Литмир - Электронная Библиотека
Содержание  
A
A

Имеет религиозную окраску и описание смерти Мамая в некоторых источниках. Так, например, в одной из летописей конца XVI в. содержится следующая версия гибели бекляри-бека: «Мамай побеже и прибеже въ Кафу. И тамо позна его некш Фрязинъ, и поведа многимъ, что Христiанству многа зла учинилъ, и тамо его убиша».[364]

В заключение обратим внимание на один интересный момент: в «памятниках Куликовского цикла» весьма незначительно отражен факт мусульманского вероисповедания Мамая — он ярко охарактеризован как язычник, но не как «бесермен», а ведь ко времени его прихода к власти Золотая Орда уже довольно долго имела статус мусульманского государства.[365] Тем не менее в «памятниках» встречается лишь несколько упоминаний о мусульманстве как самого бекляри-бека, так и его войска: так, в летописной повести Мамай, уже видя поражение своих войск, обращается к своим воинам «Братие измаиловичи, безаконнии агаряне», призывая их обратиться в бегство; в «Сказании о Мамаевом побоище» он «нача призывати» не только языческих богов, но и «великого пособника Махъмета», к «Магмету» же взывают и его воины.[366] Весьма интересно отметить, что в «памятниках Куликовского цикла» периодически фигурируют «бесермены», однако исследователи склонны видеть в них не мусульман, а народность «бесермян».[367] Лишь в «Слове о житии и преставлении» Дмитрия Донского Мамаю было приписано намерение заменить православие на Руси исламом.[368]
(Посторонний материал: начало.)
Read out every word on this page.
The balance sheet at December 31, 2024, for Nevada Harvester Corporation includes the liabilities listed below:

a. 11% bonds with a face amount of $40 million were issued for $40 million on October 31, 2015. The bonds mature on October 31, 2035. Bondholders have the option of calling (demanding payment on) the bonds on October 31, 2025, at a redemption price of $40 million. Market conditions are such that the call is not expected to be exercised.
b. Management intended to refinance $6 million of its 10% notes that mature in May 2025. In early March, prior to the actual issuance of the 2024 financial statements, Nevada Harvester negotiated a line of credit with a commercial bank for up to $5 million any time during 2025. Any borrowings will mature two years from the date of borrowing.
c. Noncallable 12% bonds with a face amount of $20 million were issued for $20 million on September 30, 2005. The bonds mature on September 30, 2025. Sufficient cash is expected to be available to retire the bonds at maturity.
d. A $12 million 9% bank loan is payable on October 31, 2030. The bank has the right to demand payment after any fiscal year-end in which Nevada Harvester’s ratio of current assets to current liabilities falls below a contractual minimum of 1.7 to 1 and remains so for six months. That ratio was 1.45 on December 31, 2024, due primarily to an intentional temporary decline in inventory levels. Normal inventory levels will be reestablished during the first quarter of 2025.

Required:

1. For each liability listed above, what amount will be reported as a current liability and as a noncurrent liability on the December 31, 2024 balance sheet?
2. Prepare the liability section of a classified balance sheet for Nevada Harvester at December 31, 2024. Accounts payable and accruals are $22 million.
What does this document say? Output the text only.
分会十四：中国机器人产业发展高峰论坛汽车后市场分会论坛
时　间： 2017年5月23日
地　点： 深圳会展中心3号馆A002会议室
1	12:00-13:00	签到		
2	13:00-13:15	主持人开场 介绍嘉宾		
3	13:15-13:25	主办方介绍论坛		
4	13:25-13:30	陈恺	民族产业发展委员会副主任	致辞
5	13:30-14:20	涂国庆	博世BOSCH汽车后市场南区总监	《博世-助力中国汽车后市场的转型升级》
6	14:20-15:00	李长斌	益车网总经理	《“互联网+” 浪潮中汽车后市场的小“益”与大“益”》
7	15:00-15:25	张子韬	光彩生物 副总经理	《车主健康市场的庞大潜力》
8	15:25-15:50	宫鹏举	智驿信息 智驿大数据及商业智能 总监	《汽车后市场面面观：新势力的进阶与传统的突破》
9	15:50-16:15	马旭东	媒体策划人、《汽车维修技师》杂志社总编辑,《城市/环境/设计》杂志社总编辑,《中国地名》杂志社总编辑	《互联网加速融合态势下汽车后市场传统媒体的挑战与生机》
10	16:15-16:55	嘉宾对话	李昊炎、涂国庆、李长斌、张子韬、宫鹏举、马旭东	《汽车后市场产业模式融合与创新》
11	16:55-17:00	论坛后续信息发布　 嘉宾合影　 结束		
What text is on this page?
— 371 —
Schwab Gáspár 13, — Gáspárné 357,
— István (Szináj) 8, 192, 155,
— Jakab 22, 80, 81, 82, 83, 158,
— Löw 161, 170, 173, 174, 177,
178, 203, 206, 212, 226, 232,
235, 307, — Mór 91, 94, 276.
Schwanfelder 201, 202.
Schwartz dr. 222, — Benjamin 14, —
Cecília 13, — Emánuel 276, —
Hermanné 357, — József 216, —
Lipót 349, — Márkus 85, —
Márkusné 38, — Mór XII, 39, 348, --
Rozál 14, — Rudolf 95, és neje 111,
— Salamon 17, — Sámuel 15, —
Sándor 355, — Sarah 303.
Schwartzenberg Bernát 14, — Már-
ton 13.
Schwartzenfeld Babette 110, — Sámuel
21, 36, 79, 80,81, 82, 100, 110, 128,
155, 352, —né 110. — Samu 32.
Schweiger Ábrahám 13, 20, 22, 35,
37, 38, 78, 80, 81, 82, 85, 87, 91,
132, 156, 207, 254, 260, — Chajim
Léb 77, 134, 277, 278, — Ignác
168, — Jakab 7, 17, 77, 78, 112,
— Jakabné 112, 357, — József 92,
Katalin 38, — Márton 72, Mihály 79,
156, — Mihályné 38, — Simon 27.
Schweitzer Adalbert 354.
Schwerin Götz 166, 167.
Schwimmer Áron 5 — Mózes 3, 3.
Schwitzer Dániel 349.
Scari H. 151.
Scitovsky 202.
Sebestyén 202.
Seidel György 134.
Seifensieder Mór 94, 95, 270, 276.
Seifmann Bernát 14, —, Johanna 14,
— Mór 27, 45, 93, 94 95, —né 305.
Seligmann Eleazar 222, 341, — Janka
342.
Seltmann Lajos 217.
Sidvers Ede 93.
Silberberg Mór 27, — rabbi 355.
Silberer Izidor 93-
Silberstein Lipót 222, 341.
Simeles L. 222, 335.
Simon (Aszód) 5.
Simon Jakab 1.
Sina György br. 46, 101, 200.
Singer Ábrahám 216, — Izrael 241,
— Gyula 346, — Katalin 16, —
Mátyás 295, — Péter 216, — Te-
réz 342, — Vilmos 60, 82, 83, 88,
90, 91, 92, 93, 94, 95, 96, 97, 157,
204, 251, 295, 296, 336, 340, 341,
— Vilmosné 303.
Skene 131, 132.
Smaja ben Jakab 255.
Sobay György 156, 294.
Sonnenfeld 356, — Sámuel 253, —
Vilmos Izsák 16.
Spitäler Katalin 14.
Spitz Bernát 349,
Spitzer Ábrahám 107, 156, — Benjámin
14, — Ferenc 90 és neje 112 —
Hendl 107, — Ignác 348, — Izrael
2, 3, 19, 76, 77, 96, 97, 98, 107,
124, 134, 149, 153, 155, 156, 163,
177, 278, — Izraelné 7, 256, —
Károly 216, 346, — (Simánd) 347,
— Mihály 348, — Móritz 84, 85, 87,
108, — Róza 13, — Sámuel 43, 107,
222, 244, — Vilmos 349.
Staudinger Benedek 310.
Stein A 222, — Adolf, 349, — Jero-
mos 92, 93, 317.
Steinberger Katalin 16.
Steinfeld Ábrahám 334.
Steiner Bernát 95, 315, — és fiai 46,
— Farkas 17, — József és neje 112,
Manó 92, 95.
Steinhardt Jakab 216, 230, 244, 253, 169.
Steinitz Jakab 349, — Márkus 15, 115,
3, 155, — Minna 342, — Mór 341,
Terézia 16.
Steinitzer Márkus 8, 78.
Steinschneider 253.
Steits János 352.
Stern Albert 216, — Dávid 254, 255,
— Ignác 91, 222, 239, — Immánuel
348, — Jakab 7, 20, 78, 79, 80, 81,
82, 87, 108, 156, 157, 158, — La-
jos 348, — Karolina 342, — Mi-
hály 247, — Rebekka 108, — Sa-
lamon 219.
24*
Думается, мусульманское вероисповедание Мамая не нашло значительного отражения в источниках по нескольким причинам. Во-первых, Мамай олицетворял степную угрозу Руси и всему оседлому миру, а степные силы в средневековой русской историографии далеко не всегда ассоциировались с исламом — например печенеги, торки, половцы и пр. Во-вторых, во время создания «памятников Куликовского цикла» на русской службе находилось немало выходцев из Золотой Орды, исповедовавших ислам: авторы «памятников» и их заказчики из числа русских князей и церковных иерархов вовсе не стремились вызвать их недовольство. Кроме того, даже такие ревностные мусульмане из числа золотоордынских правителей, как Берке, Узбек, Джанибек, не притесняли русскую церковь, так что характеристика Мамая как мусульманина не позволила бы историографам убедительно представить его как врага русской церкви. Наконец, в-третьих, приписывание Мамаю приверженность к исламу поставило бы под сомнение включение в его «многочисленное воинство» представителей в том числе и христианского вероисповедания — в частности армян и особенно генуэзцев, наличие которых в его войске — это еще одно серьезное обвинение историков, дополняющее образ Мамая как врага Руси и христианской веры.

ГЛАВА ВТОРАЯ.

МИФ О МАМАЕ КАК СТАВЛЕННИКЕ И ЖЕРТВЕ ГЕНУЭЗЦЕВ

О том, как Мамай «состоял на жаловании» у генуэзских купцов

Уже вполне сложившийся стереотип Мамая как извечного врага Руси — ив политическом, и в религиозном отношении — повлек создание дальнейших мифов, базирующихся уже на взаимодействии бекляри-бека с другими государствами. Мирные отношения таких государств с Мамаем являлись основанием для их «автоматического» причисления к врагам русского народа в отечественной историографической традиции. Именно так оказались представлены взаимоотношения Мамая с генуэзскими колониями в Причерноморье.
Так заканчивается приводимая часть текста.